NEW YORK (GenomeWeb) – In a study appearing online today in Nature Communications, researchers from Decode Genetics and elsewhere described new genetic variants that appear to coincide with both bone mineral density (BMD) in the spine and risk of osteoporotic fractures.
Through a genome-wide association study involving some 20,100 Icelandic individuals with established BMD measurements, the team verified associations for variants in known BMD genes. The results also uncovered a new BMD-related gene, PTCH1, as well as a previously undescribed variant in a gene with prior ties to BMD called RSPO3 — results confirmed in nearly 10,100 more individuals with European or East Asian ancestry.
The non-coding PTCH1 and RSPO3 variants showed ties to not only diminished BMD in the spine, but also to osteoporotic fracture risk, the researchers reported, perhaps as a consequence of expression changes detected in the genes when such variants are present.
Indeed, the study's authors noted that non-coding variants at the PTCH1 and RSPO3 loci appear to alter gene expression in ways that are expected to affect the Hedgehog and the Wnt signaling pathways, respectively.
Because BMD can help to predict the risk of osteoporotic fractures, the researchers explained, they reasoned that they might be able to add to the tally of genetic factors related to the risk of osteoporosis and related bone breaks by assessing a large number of individuals with known BMDs.

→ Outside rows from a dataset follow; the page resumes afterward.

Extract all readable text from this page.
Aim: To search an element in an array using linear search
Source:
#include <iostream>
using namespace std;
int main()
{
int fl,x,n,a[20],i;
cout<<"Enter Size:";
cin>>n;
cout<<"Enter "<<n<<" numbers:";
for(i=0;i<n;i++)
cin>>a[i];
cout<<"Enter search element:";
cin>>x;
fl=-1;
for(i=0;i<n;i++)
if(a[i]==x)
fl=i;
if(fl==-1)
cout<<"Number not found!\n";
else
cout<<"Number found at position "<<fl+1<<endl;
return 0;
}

They noted that past GWAS and meta-analyses have unearthed some 56 BMD-linked loci, including more than a dozen signals that also coincide with osteoporotic fracture risk, though it is believed that still more BMD-related variants remain undiscovered.
For their new analysis, the researchers scrutinized patterns at tens of millions of variants in the genomes of more than 20,100 Icelanders with hip and/or spine BMD measurements using array-based genotyping, as well as SNP and indel patterns imputed with the help of more than 2,600 previously sequenced Icelandic genomes.
Along with associations between BMD and many variants identified in the past, the team saw a suspicious signal in and around the chromosome 9 gene PTCH1, which codes for a receptor that interacts with three hedgehog signaling protein morphogens.
After replicating the association in 10,091 individuals from Denmark, Australia, Korea, and Hong Kong, the researchers turned their attention to the rs28377268 SNP, a variant previously associated with height that falls in a PTCH1 intron and appears to overlap with a regulatory histone mark.
In an analysis of 10,389 cases and 264,522 controls from Iceland, Denmark, Australia, Korea, and China, the researchers saw a corresponding association between osteoporotic fracture risk and the same PTCH1variant.
Similarly, the team found a new BMD-related variant in a previously described BMD locus on chromosome 6 that landed at a site upstream of RSPO3's transcriptional start site and was previously implicated in high-density lipoprotein cholesterol and triglyceride levels.
The presence of this variant — which showed ties to BMD and osteoporotic fracture risk— appeared to dial up expression of the RSPO3 gene in adipose tissue, the researchers noted.
Still other new associations turned up in loci containing the AXIN1, SOST, and EN1 genes, albeit for alleles found at lower frequency than the rs28377268 variant in PTCH1.